On the SWE-Bench Verified benchmark, SAO reaches 29.8% accuracy, surpassing the base Qwen3-30B-A3B model (23.0%) and the stable GRPO variant with DIS (27.0%). Standard GRPO collapses early during training, while the DIS strategy stabilizes learning; SAO’s critic-based advantage estimation then provides an additional performance boost after roughly 400 training steps. SAO achieves the highest accuracy (29.8%) on SWE-Bench Verified, outperforming both the base model (23.0%) and GRPO with DIS (27.0%). GRPO with DIS prevents the early training collapse seen in standard GRPO, and SAO further widens the performance gap after about 400 steps, demonstrating both stability and improved final results.
Ablations show that updating the value model twice per policy step yields higher accuracy than a single update, as more frequent critic updates better track policy changes. Frozen-attention value training outperforms full-parameter updates, with the latter causing a large accuracy drop on AIME2025 and a slight decline on BeyondAIME, indicating that freezing attention regularizes critic optimization for complex reasoning. Reducing critic updates from two to one per policy step lowers accuracy on both evaluated datasets. Full-parameter value training degrades performance relative to frozen-attention training, with a particularly severe impact on the AIME2025 benchmark.

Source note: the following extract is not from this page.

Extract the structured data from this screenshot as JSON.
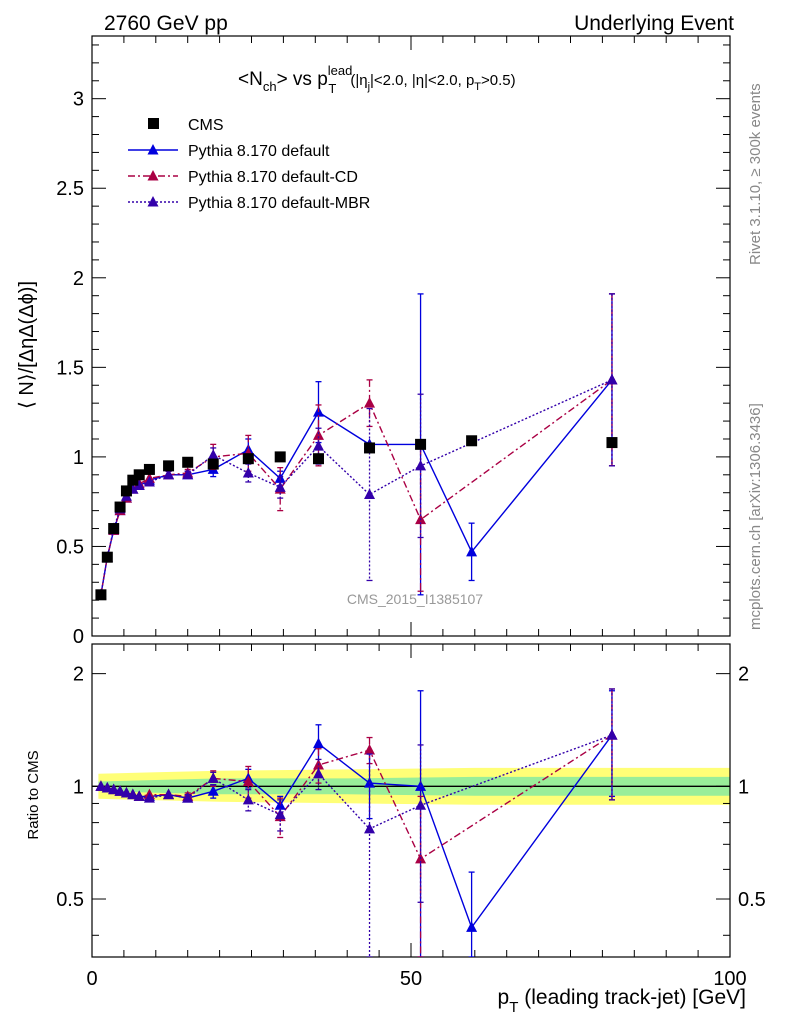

Ablation experiments confirm that both faster critic updates and frozen-attention value training are essential for SAO's performance. Removing faster value updates or freezing attention leads to consistent accuracy drops, while a running-mean baseline and vanilla VAPO both substantially underperform, validating each component. Reducing critic updates from two per batch to one degrades accuracy, indicating that a single update cannot reliably track rapid policy changes. Switching from frozen-attention to full-parameter value updates hurts performance, suggesting that attention-freezing helps regularize critic optimization in complex reasoning tasks. Replacing the learned value model with a running-mean reward baseline causes a large accuracy drop, demonstrating the necessity of a state-dependent critic for reliable advantage estimation.
Math reasoning benchmarks show GLM-4.7 and GPT-5 High achieving top accuracy, while enabling Python tool use causes a severe accuracy collapse for Qwen3-30B-A3B that supervised fine-tuning only partially recovers. On SWE-Bench Verified, the SAO method surpasses base and GRPO variants by using a critic-based advantage estimator with frozen-attention value training and frequent critic updates, which stabilizes reinforcement learning and prevents early training collapse. Ablations confirm that both faster value model updates and frozen attention are essential, and replacing the learned critic with a running-mean baseline substantially degrades performance, highlighting the importance of a state-dependent value function for complex reasoning tasks.